Considerazioni a freddo sulla free agency NFL 2025
Tiriamo le somme su quello che è stato a tutti gli effetti un mese comatoso e a suo modo deludente
Prima di dare inizio ai lamenti permettetemi di comunicarvi qualcosa relativo alla vita reale - che, purtroppo, si ostina a perdurare.
Fino a metà maggio frequenterò un corso a tempo pieno - cioè dalle nove alle diciotto - nella sempre più disillusa speranza di trovare un lavoro, perciò mi scuso in anticipo se sarò meno presente di quanto vorrei o di quanto meritereste: fortunatamente il draft cade nel weekend del 25 aprile, quindi almeno quello riuscirò a coprirlo come voglio - o meglio, come merita.
Purtroppo siamo arrivati al punto in cui uno per guadagnare 1200 euro al mese - che mai gli permetteranno di uscire di casa - deve frequentare corsi propedeutici a stage che, si spera, si trasformeranno in contratti a medio/lungo termine attraverso i quali mantenere l’automobile per andare a lavoro e, magari, in ferie una volta all’anno: mi fermo qua perché potrei scriverci un articolo sul deprimente stato del mondo del lavoro, ma non è questo il luogo e sono convinto che molti di voi abbiano alle spalle vissuti ben più tragici del mio.
Mi scuso se non potrò uscire quanto e come vorrei, ma dietro questa tastiera c’è una persona (suo malgrado) nel mondo reale che per completare l’evoluzione da ometto a adulto è costretta a provarle veramente tutte.
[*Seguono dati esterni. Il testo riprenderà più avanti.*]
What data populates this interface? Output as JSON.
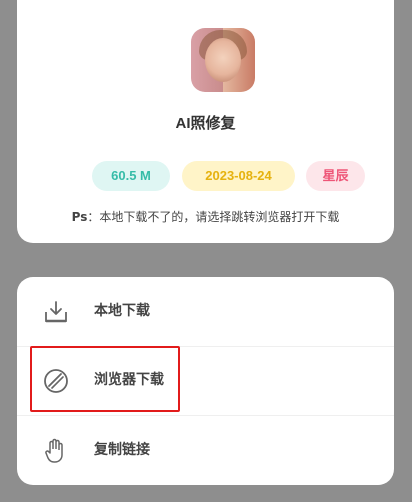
{
  "app": {
    "name": "AI照修复",
    "size": "60.5 M",
    "date": "2023-08-24",
    "tag": "星辰",
    "note_prefix": "Ps",
    "note_text": "：本地下载不了的，请选择跳转浏览器打开下载"
  },
  "actions": [
    {
      "label": "本地下载",
      "icon": "download-icon"
    },
    {
      "label": "浏览器下载",
      "icon": "browser-icon"
    },
    {
      "label": "复制链接",
      "icon": "hand-icon"
    }
  ],
  "colors": {
    "size_badge": "#36bca8",
    "date_badge": "#e6b20f",
    "tag_badge": "#ee5577",
    "highlight": "#e21b1b"
  }
}
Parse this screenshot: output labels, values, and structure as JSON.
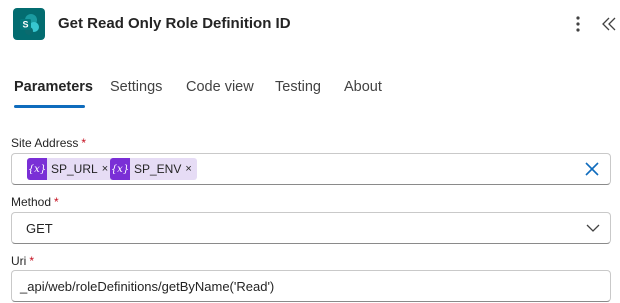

La mia stella polare durante l’offseason è il caro e affidabile Rotoworld - recentemente rinominato NBC Sports - che riporta zelantemente ogni singola firma nell’universo NFL. Sto scrivendo questo articolo durante le ore giovani di domenica 6 aprile e l’ultima notizia nella sezione “player news” riguarda il ritiro del leggendario Julio Jones che risale a due minuti dopo la mezzanotte del 5 aprile: in sostanza nell’ultimo giorno e passa in NFL non è accaduto assolutamente nulla.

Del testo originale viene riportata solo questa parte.